O protesto nas ruas e os reflexos no sistema de Justiça
Começou em São Paulo, na tarde do dia 13 de junho. Estudantes,
liderados por um grupo social denominado “Movimento Passe Livre”,
protestaram contra o aumento da passagem de ônibus, que de R$ 3 foi para
R$ 3,20 na capital paulista. Houve reação policial, com balas de
borracha e bombas de efeito moral. O efeito foi multiplicador. Outros
grupos se associaram e, através de redes sociais, milhares de pessoas se
mobilizaram. Pouco a pouco, quase todas as capitais estavam envolvidas
no mais surpreendente movimento da vida política brasileira.
A surpresa vem do fato do país estar em seu melhor momento econômico.
Ninguém pode negar, independentemente de sua crença política, que o
Brasil atravessa fase de prosperidade. O acesso à moradia foi
facilitado, a oferta de empregos permanece em alta e, ao contrário da
Europa, o país avança rumo ao reconhecimento como potência emergente. O
gigante sai do berço esplêndido. ...
Pois bem, aí está o paradoxal. Qual, então, a razão de tanta revolta?

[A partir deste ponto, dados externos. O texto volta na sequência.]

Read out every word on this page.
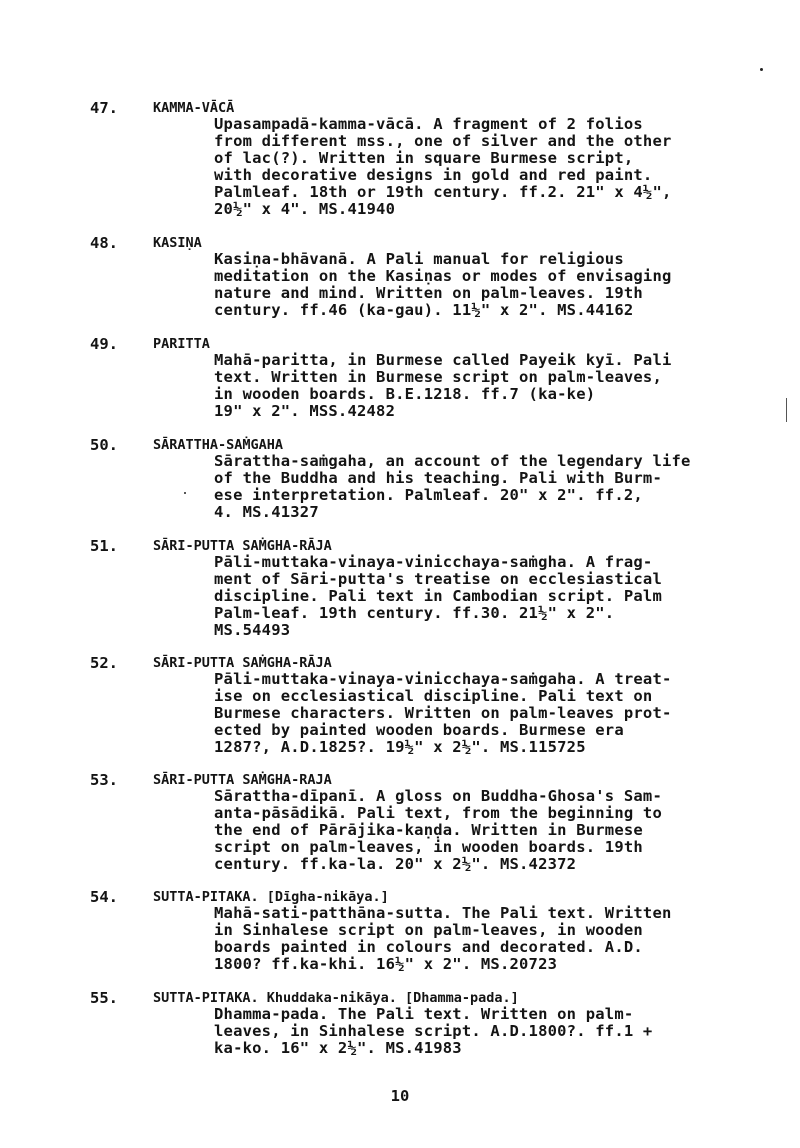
47.	KAMMA-VĀCĀ
Upasampadā-kamma-vācā. A fragment of 2 folios
from different mss., one of silver and the other
of lac(?). Written in square Burmese script,
with decorative designs in gold and red paint.
Palmleaf. 18th or 19th century. ff.2. 21" x 4½",
20½" x 4". MS.41940
48.	KASIṆA
Kasiṇa-bhāvanā. A Pali manual for religious
meditation on the Kasiṇas or modes of envisaging
nature and mind. Written on palm-leaves. 19th
century. ff.46 (ka-gau). 11½" x 2". MS.44162
49.	PARITTA
Mahā-paritta, in Burmese called Payeik kyī. Pali
text. Written in Burmese script on palm-leaves,
in wooden boards. B.E.1218. ff.7 (ka-ke)
19" x 2". MSS.42482
50.	SĀRATTHA-SAṀGAHA
Sārattha-saṁgaha, an account of the legendary life
of the Buddha and his teaching. Pali with Burm-
ese interpretation. Palmleaf. 20" x 2". ff.2,
4. MS.41327
51.	SĀRI-PUTTA SAṀGHA-RĀJA
Pāli-muttaka-vinaya-vinicchaya-saṁgha. A frag-
ment of Sāri-putta's treatise on ecclesiastical
discipline. Pali text in Cambodian script. Palm
Palm-leaf. 19th century. ff.30. 21½" x 2".
MS.54493
52.	SĀRI-PUTTA SAṀGHA-RĀJA
Pāli-muttaka-vinaya-vinicchaya-saṁgaha. A treat-
ise on ecclesiastical discipline. Pali text on
Burmese characters. Written on palm-leaves prot-
ected by painted wooden boards. Burmese era
1287?, A.D.1825?. 19½" x 2½". MS.115725
53.	SĀRI-PUTTA SAṀGHA-RAJA
Sārattha-dīpanī. A gloss on Buddha-Ghosa's Sam-
anta-pāsādikā. Pali text, from the beginning to
the end of Pārājika-kaṇḍa. Written in Burmese
script on palm-leaves, in wooden boards. 19th
century. ff.ka-la. 20" x 2½". MS.42372
54.	SUTTA-PITAKA. [Dīgha-nikāya.]
Mahā-sati-patthāna-sutta. The Pali text. Written
in Sinhalese script on palm-leaves, in wooden
boards painted in colours and decorated. A.D.
1800? ff.ka-khi. 16½" x 2". MS.20723
55.	SUTTA-PITAKA. Khuddaka-nikāya. [Dhamma-pada.]
Dhamma-pada. The Pali text. Written on palm-
leaves, in Sinhalese script. A.D.1800?. ff.1 +
ka-ko. 16" x 2½". MS.41983
10
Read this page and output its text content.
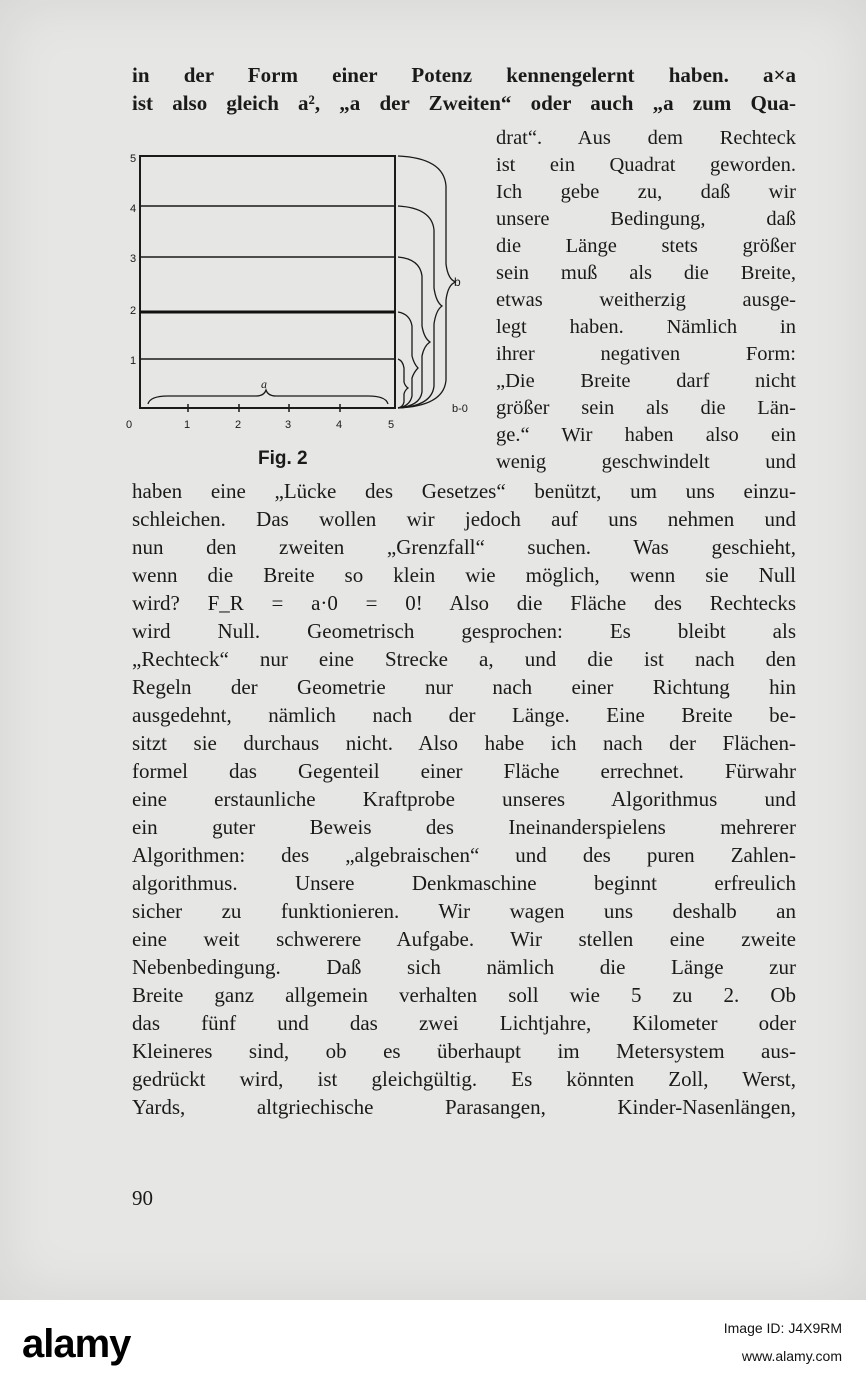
in der Form einer Potenz kennengelernt haben. a×a
ist also gleich a², „a der Zweiten“ oder auch „a zum Qua-
5
4
3
2
1
0	1	2	3	4	5
a
b
b-0
Fig. 2
drat“. Aus dem Rechteck
ist ein Quadrat geworden.
Ich gebe zu, daß wir
unsere Bedingung, daß
die Länge stets größer
sein muß als die Breite,
etwas weitherzig ausge-
legt haben. Nämlich in
ihrer negativen Form:
„Die Breite darf nicht
größer sein als die Län-
ge.“ Wir haben also ein
wenig geschwindelt und
haben eine „Lücke des Gesetzes“ benützt, um uns einzu-
schleichen. Das wollen wir jedoch auf uns nehmen und
nun den zweiten „Grenzfall“ suchen. Was geschieht,
wenn die Breite so klein wie möglich, wenn sie Null
wird? F_R = a·0 = 0! Also die Fläche des Rechtecks
wird Null. Geometrisch gesprochen: Es bleibt als
„Rechteck“ nur eine Strecke a, und die ist nach den
Regeln der Geometrie nur nach einer Richtung hin
ausgedehnt, nämlich nach der Länge. Eine Breite be-
sitzt sie durchaus nicht. Also habe ich nach der Flächen-
formel das Gegenteil einer Fläche errechnet. Fürwahr
eine erstaunliche Kraftprobe unseres Algorithmus und
ein guter Beweis des Ineinanderspielens mehrerer
Algorithmen: des „algebraischen“ und des puren Zahlen-
algorithmus. Unsere Denkmaschine beginnt erfreulich
sicher zu funktionieren. Wir wagen uns deshalb an
eine weit schwerere Aufgabe. Wir stellen eine zweite
Nebenbedingung. Daß sich nämlich die Länge zur
Breite ganz allgemein verhalten soll wie 5 zu 2. Ob
das fünf und das zwei Lichtjahre, Kilometer oder
Kleineres sind, ob es überhaupt im Metersystem aus-
gedrückt wird, ist gleichgültig. Es könnten Zoll, Werst,
Yards, altgriechische Parasangen, Kinder-Nasenlängen,
90
alamy	Image ID: J4X9RM
www.alamy.com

Afinal, o próprio movimento tem frentes diversas e pouco definidas.
Começou com a elevação do preço do transporte urbano, porém estendeu-se a
outros temas. Nos cartazes dos manifestantes veem-se apelos contra as
obras da Copa do Mundo, corrupção (em termos genéricos), partidos
políticos, sistemas de saúde, educação e até mesmo a ditadura, muito
embora estejamos em regime absolutamente democrático.
A diversidade não é só de temas, mas também de manifestantes. Há
estudantes idealistas, lutando com a única arma que possuem, para que
este seja um país melhor. Donas de casa, idosos, pessoas de distintas
classes sociais. E há também outros, com propósitos absolutamente
diversos, que são os que destroem o patrimônio público ou privado,
tentam invadir prédios públicos e atacam os policiais. Em que pese o
lado positivo do exercício da cidadania, há nisto tudo o risco de uma
anarquia violenta. Não há limites, racionalidade ou controle da multidão
enfurecida.
Muitos tentarão explicar o movimento, do ponto de vista econômico e
social. Na verdade, serão meras opiniões, pois ninguém sabe a resposta. É
possível, todavia, arriscar alguns palpites. A revolta não tem
fundamento econômico. Ela é contra a corrupção, a impunidade e a
deficiência dos serviços públicos essenciais, como saúde, educação e
segurança.
Fiquemos na nossa área de interesse, segurança pública e administração
da Justiça. Ninguém aguenta mais agressões gratuitas, como o fogo
colocado em uma dentista porque só tinha R$ 30. Idem a total falta de
efetividade da Justiça nos processos envolvendo crimes de corrupção ou
homicídios com veículos. Os recursos se sucedem, levando o
Estado-Judiciário à total incredibilidade.
A corrupção vem avançando no Brasil e isto é fato notório, o que, para o
artigo 334, inciso I do Código de Processo Civil, não depende de
provas. Corrupção sempre existiu em qualquer época ou civilização.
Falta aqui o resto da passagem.